İddia makamının sanıkların aleyhine olduğu kadar lehine olan delilleri de toplamakla görevli olduğunu dile getiren Mustafa Bir, askeri savcının artık tarafsız olmadığı gerekçesiyle davadan çekilmesi gerektiğini söyledi.
Bir, müvekkilinin 107.9 trilyon liralık mal varlığına hukuka aykırı bir şekilde tedbir konulduğunu ileri sürerek, tedbirin kaldırılmasını talep etti.
Bunun üzerine söz alan Askeri Savcı Binbaşı Duran, ilk 3 ihaledeki imalatların birbirlerine aktarılması nedeniyle 4. ve son ihalenin de zorunlu olarak Özmen`e verildiğini söyledi. 4. ihale kapsamında yer alan malzemelerin pahalı fiyatlandırıldığını anlatan Duran, gerçek bir piyasa araştırması halinde ortaya çıkacak kesin hesabın idarenin yararına olacağını kaydetti.
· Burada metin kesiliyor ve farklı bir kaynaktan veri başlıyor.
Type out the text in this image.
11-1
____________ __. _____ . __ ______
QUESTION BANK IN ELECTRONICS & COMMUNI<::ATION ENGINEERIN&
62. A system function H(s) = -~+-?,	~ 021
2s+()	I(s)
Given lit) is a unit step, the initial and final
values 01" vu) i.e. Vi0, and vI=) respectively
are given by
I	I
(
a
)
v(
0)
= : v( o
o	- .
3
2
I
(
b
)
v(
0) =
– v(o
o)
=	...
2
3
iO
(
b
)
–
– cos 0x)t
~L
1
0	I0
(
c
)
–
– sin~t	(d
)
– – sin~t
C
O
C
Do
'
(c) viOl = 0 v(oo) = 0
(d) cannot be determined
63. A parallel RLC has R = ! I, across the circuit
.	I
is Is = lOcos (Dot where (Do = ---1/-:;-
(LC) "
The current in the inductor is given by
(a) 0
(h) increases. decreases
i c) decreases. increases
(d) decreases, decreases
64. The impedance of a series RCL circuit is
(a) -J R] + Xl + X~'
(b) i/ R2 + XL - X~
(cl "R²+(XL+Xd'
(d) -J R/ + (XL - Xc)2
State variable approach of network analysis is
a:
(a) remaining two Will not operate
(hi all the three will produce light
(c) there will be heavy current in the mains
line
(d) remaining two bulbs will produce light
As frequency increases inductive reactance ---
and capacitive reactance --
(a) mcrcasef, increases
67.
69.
Binbaşı Duran, Avukat Bir`in tarafsızlık eleştirilerini yanıtlarken de ``Hazine zararıyla ilgili kamu menfaatlerini koruma `yanlışlığını` yapmaya ve taraf olmaya devam edeceğiz`` dedi.
Daha sonra sanıklar sorguların tamamlanma aşamasına gelindiğinden duruşmalardan vareste tutulmalarını talep etti. Özmen`in avukatı Bir, vareste talebini açıklarken ``Müvekkilimin sağlık durumu buraya gelince daha da bozuluyor. Yaşı itibariyle bu stresi kaldıramıyor`` dedi.
Mahkeme heyeti Özmen`in mal varlığındaki tedbirin kaldırılması talebini reddederek, eksikliklerin giderilmesi için duruşmayı 7 Ekim`e erteledi.